34. Aus Erde geboren
     

    Der Wald faszinierte Carly, zog sie magisch an und gruselte sie zugleich. Eingeklemmt zwischen Meer und Bodden war er wie kein anderer Wald, den sie kannte. Grüner, dichter und wilder. Ein Urwald, in dessen Wachsen und Sterben sich seit Jahren niemand eingemischt hatte. Hier hatte sie noch weniger als auf Naurulokki das Gefühl, allein zu sein. Überall unsichtbare Gegenwarten, ein Rascheln und Huschen. Dass es Mäuse, Vögel, Blindschleichen und in der Ferne die Hirsche waren, war ihr klar. Doch wo war der verschollene Künstler geblieben, von dem alle noch erzählten, der hier verschwunden sein sollte – und wo vor allem Joram, den man angeblich ebenfalls hier zuletzt gesehen hatte oder auch nicht?
    Hennys Gesicht, das sie aus dem kleinen Schiff angesehen hatte, machte ihr keine Angst. Sie hatte sich an Hennys spürbare Gegenwart gewöhnt, es war eine gute Gegenwart. Aber was wollte sie Carly mit diesem eindringlichen Blick aus dem Bernstein mitteilen?

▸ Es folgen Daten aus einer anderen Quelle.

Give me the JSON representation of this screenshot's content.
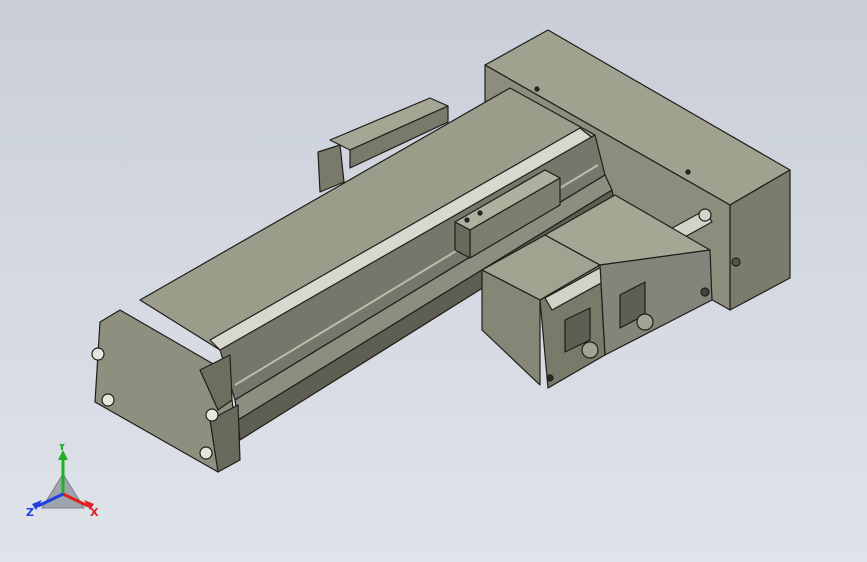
{
  "triad": {
    "x_label": "X",
    "y_label": "Y",
    "z_label": "Z",
    "colors": {
      "x": "#e02020",
      "y": "#20b020",
      "z": "#2040e0"
    }
  },
  "model": {
    "body_color": "#8a8a78",
    "light_face_color": "#a6a695",
    "dark_face_color": "#6e6e5f",
    "rail_color": "#d8d8d0",
    "edge_color": "#1e1e1a"
  }
}
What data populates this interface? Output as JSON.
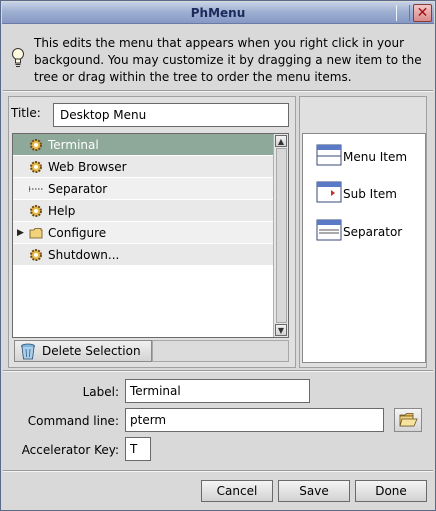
{
  "window": {
    "title": "PhMenu",
    "close_glyph": "✕"
  },
  "info": {
    "icon": "lightbulb-icon",
    "text": "This edits the menu that appears when you right click in your backgound.  You may customize it by dragging a new item to the tree or drag within the tree to order the menu items."
  },
  "editor": {
    "title_label": "Title:",
    "title_value": "Desktop Menu",
    "tree": [
      {
        "label": "Terminal",
        "icon": "gear-icon",
        "selected": true
      },
      {
        "label": "Web Browser",
        "icon": "gear-icon"
      },
      {
        "label": "Separator",
        "icon": "separator-icon"
      },
      {
        "label": "Help",
        "icon": "gear-icon"
      },
      {
        "label": "Configure",
        "icon": "folder-icon",
        "expander": "▶"
      },
      {
        "label": "Shutdown...",
        "icon": "gear-icon"
      }
    ],
    "delete_label": "Delete Selection"
  },
  "palette": {
    "items": [
      {
        "label": "Menu Item",
        "icon": "menu-item-icon"
      },
      {
        "label": "Sub Item",
        "icon": "sub-item-icon"
      },
      {
        "label": "Separator",
        "icon": "separator-item-icon"
      }
    ]
  },
  "details": {
    "label_label": "Label:",
    "label_value": "Terminal",
    "command_label": "Command line:",
    "command_value": "pterm",
    "accel_label": "Accelerator Key:",
    "accel_value": "T"
  },
  "buttons": {
    "cancel": "Cancel",
    "save": "Save",
    "done": "Done"
  },
  "colors": {
    "selection": "#8ea89a",
    "titlebar": "#9fb0d2",
    "window_bg": "#d9d9d9"
  }
}
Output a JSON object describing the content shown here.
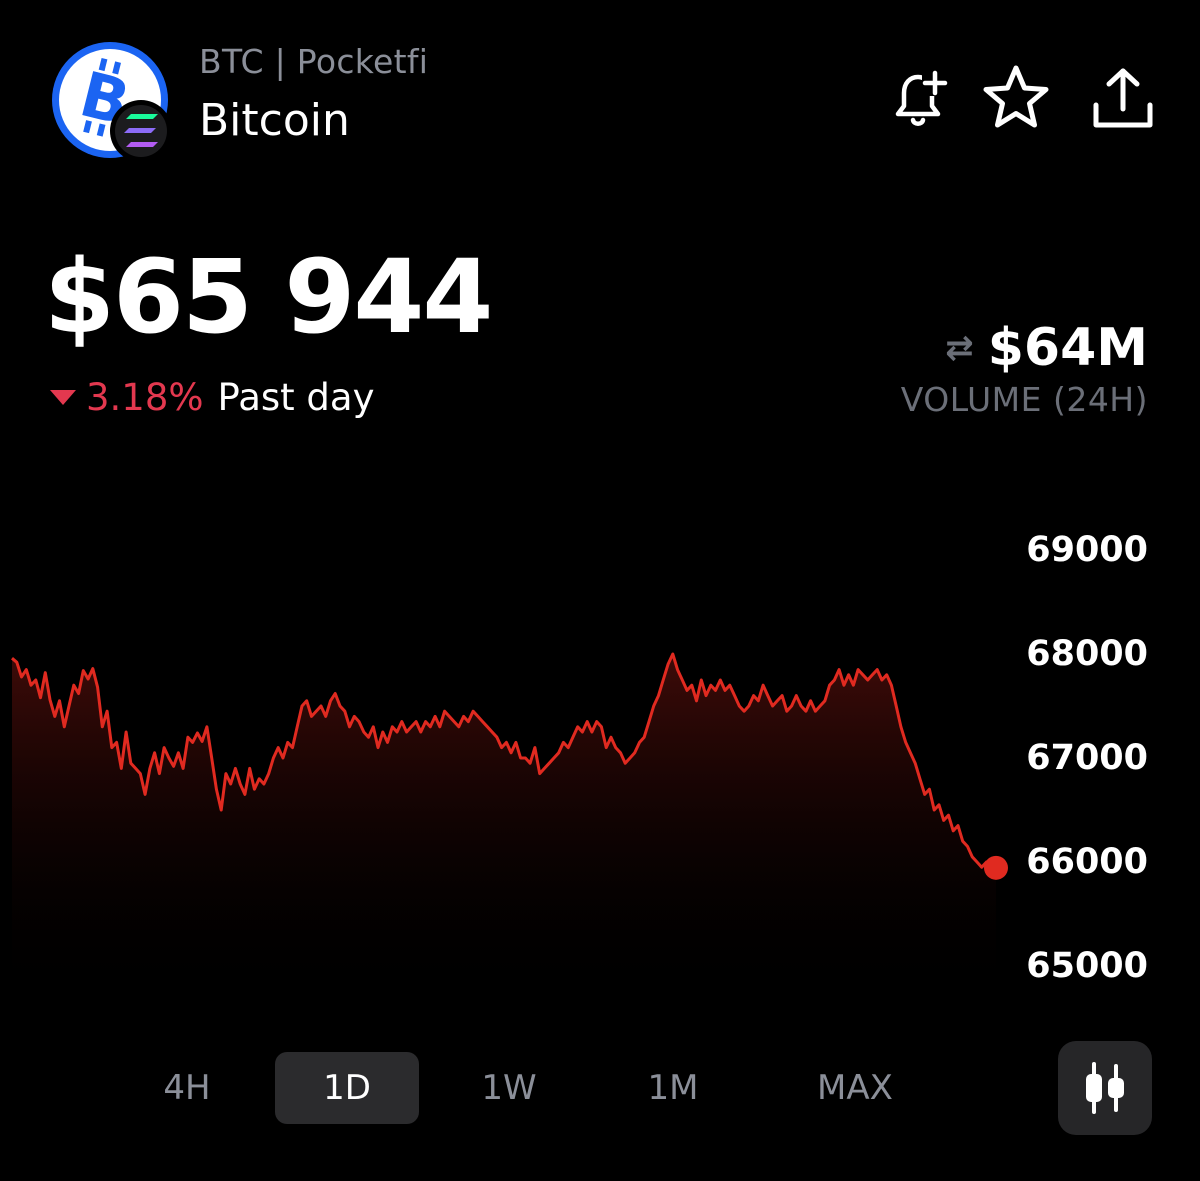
{
  "header": {
    "ticker_line": "BTC | Pocketfi",
    "name": "Bitcoin",
    "icons": [
      "bitcoin-logo-icon",
      "solana-badge-icon",
      "bell-plus-icon",
      "star-icon",
      "share-icon"
    ]
  },
  "price": {
    "value": "$65 944",
    "change_pct": "3.18%",
    "change_period": "Past day",
    "change_direction": "down"
  },
  "volume": {
    "value": "$64M",
    "label": "VOLUME (24H)",
    "icon": "swap-arrows-icon"
  },
  "tabs": [
    {
      "label": "4H",
      "active": false
    },
    {
      "label": "1D",
      "active": true
    },
    {
      "label": "1W",
      "active": false
    },
    {
      "label": "1M",
      "active": false
    },
    {
      "label": "MAX",
      "active": false
    }
  ],
  "candle_button_icon": "candlestick-icon",
  "colors": {
    "accent_down": "#e3384f",
    "line": "#e02a20",
    "brand_blue": "#1b64f2",
    "background": "#000000"
  },
  "chart_data": {
    "type": "line",
    "ylim": [
      64500,
      69500
    ],
    "yticks": [
      "69000",
      "68000",
      "67000",
      "66000",
      "65000"
    ],
    "grid": false,
    "legend": "none",
    "values": [
      67960,
      67920,
      67780,
      67850,
      67700,
      67750,
      67580,
      67820,
      67560,
      67400,
      67550,
      67300,
      67500,
      67700,
      67620,
      67840,
      67760,
      67860,
      67680,
      67300,
      67450,
      67100,
      67150,
      66900,
      67250,
      66950,
      66900,
      66850,
      66650,
      66900,
      67050,
      66850,
      67100,
      67000,
      66920,
      67050,
      66900,
      67200,
      67150,
      67240,
      67160,
      67300,
      67000,
      66700,
      66500,
      66850,
      66750,
      66900,
      66750,
      66650,
      66900,
      66700,
      66800,
      66750,
      66850,
      67000,
      67100,
      67000,
      67150,
      67100,
      67300,
      67500,
      67550,
      67400,
      67450,
      67500,
      67400,
      67550,
      67620,
      67500,
      67450,
      67300,
      67400,
      67350,
      67250,
      67200,
      67300,
      67100,
      67250,
      67150,
      67300,
      67250,
      67350,
      67250,
      67300,
      67350,
      67250,
      67350,
      67300,
      67400,
      67300,
      67450,
      67400,
      67350,
      67300,
      67400,
      67350,
      67450,
      67400,
      67350,
      67300,
      67250,
      67200,
      67100,
      67150,
      67050,
      67150,
      67000,
      67000,
      66950,
      67100,
      66850,
      66900,
      66950,
      67000,
      67050,
      67150,
      67100,
      67200,
      67300,
      67250,
      67350,
      67250,
      67350,
      67300,
      67100,
      67200,
      67100,
      67050,
      66950,
      67000,
      67050,
      67150,
      67200,
      67350,
      67500,
      67600,
      67750,
      67900,
      68000,
      67850,
      67750,
      67650,
      67700,
      67550,
      67750,
      67600,
      67700,
      67650,
      67750,
      67650,
      67700,
      67600,
      67500,
      67450,
      67500,
      67600,
      67550,
      67700,
      67600,
      67500,
      67550,
      67600,
      67450,
      67500,
      67600,
      67500,
      67450,
      67550,
      67450,
      67500,
      67550,
      67700,
      67750,
      67850,
      67700,
      67800,
      67700,
      67850,
      67800,
      67750,
      67800,
      67850,
      67750,
      67800,
      67700,
      67500,
      67300,
      67150,
      67050,
      66950,
      66800,
      66650,
      66700,
      66500,
      66550,
      66400,
      66450,
      66300,
      66350,
      66200,
      66150,
      66050,
      66000,
      65950,
      66000,
      65900,
      65944
    ]
  }
}
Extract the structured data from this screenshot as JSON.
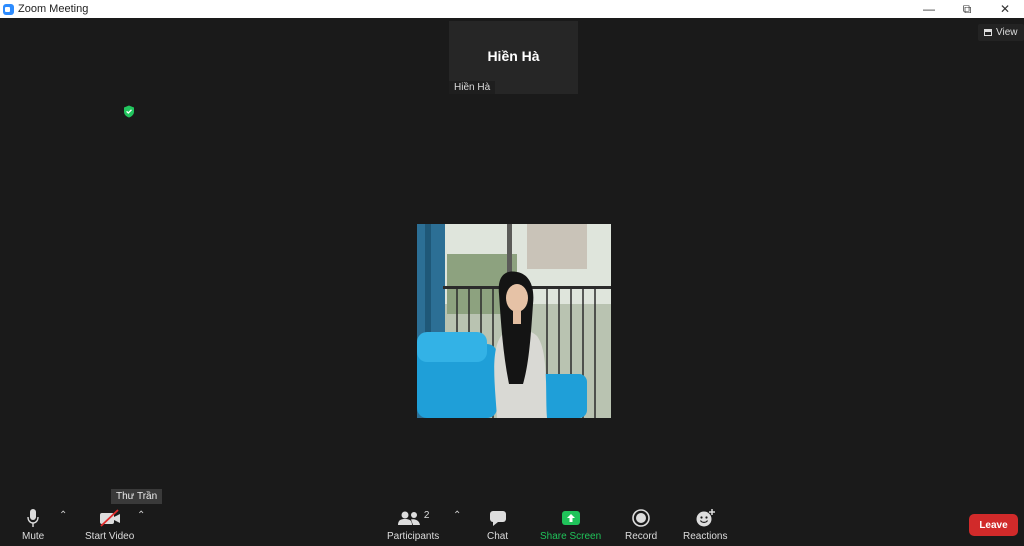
{
  "window": {
    "title": "Zoom Meeting"
  },
  "view_button": {
    "label": "View"
  },
  "participant_tile": {
    "display_name": "Hiền Hà",
    "name_label": "Hiền Hà"
  },
  "tooltip": {
    "text": "Thư Trần"
  },
  "toolbar": {
    "mute": "Mute",
    "start_video": "Start Video",
    "participants": "Participants",
    "participants_count": "2",
    "chat": "Chat",
    "share_screen": "Share Screen",
    "record": "Record",
    "reactions": "Reactions",
    "leave": "Leave"
  },
  "colors": {
    "background": "#1a1a1a",
    "share_green": "#20c35a",
    "leave_red": "#d12a2a",
    "security_green": "#22c55e"
  }
}
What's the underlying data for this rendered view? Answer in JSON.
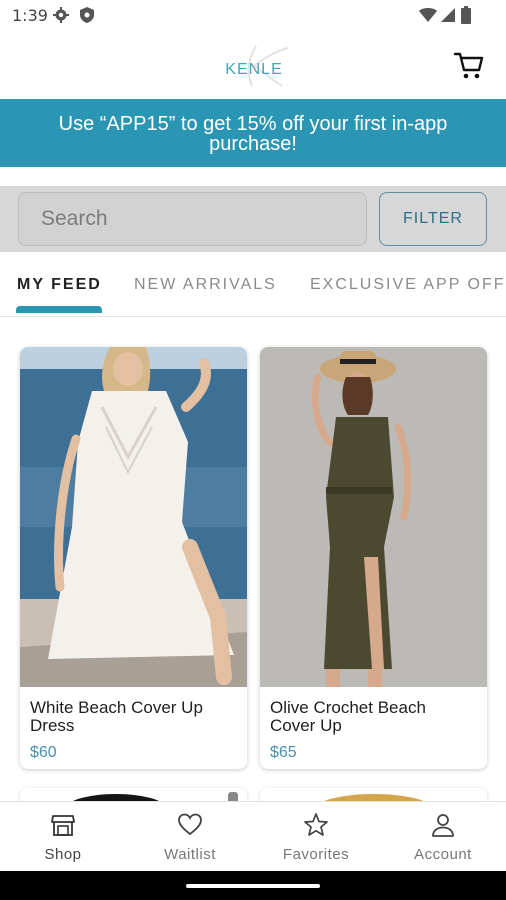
{
  "status_bar": {
    "time": "1:39",
    "left_icons": [
      "gear-icon",
      "shield-icon"
    ],
    "right_icons": [
      "wifi-icon",
      "signal-icon",
      "battery-icon"
    ]
  },
  "header": {
    "logo_text": "KENLE",
    "cart_icon": "cart-icon"
  },
  "promo": {
    "text": "Use “APP15” to get 15% off your first in-app purchase!",
    "color": "#2b95b4"
  },
  "search": {
    "placeholder": "Search",
    "filter_label": "FILTER"
  },
  "tabs": [
    {
      "label": "MY FEED",
      "active": true
    },
    {
      "label": "NEW ARRIVALS",
      "active": false
    },
    {
      "label": "EXCLUSIVE APP OFF",
      "active": false
    }
  ],
  "products": [
    {
      "name": "White Beach Cover Up Dress",
      "price": "$60"
    },
    {
      "name": "Olive Crochet Beach Cover Up",
      "price": "$65"
    }
  ],
  "bottom_nav": [
    {
      "label": "Shop",
      "icon": "shop-icon",
      "active": true
    },
    {
      "label": "Waitlist",
      "icon": "heart-icon",
      "active": false
    },
    {
      "label": "Favorites",
      "icon": "star-icon",
      "active": false
    },
    {
      "label": "Account",
      "icon": "account-icon",
      "active": false
    }
  ],
  "colors": {
    "accent": "#2b95b4",
    "price": "#4a8fb0"
  }
}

    „Schlafe drüber und sag mir dann Bescheid“, hatte Thore gesagt. Er hatte jedoch keine Zweifel gehabt, dass sie zusagen würde. Sie konnte sich nicht leisten, diesen Job nicht anzunehmen. Ihr fielen auch keine vernünftigen Argumente dagegen ein. Nicht einmal unvernünftige! Am liebsten wäre sie in diesem Wald geblieben und in einem hundertjährigen Schlaf versunken wie Dornröschen, dann müsste sie die Entscheidung nicht treffen, die sie von hier fortzwingen würde. War es Joram auch so gegangen?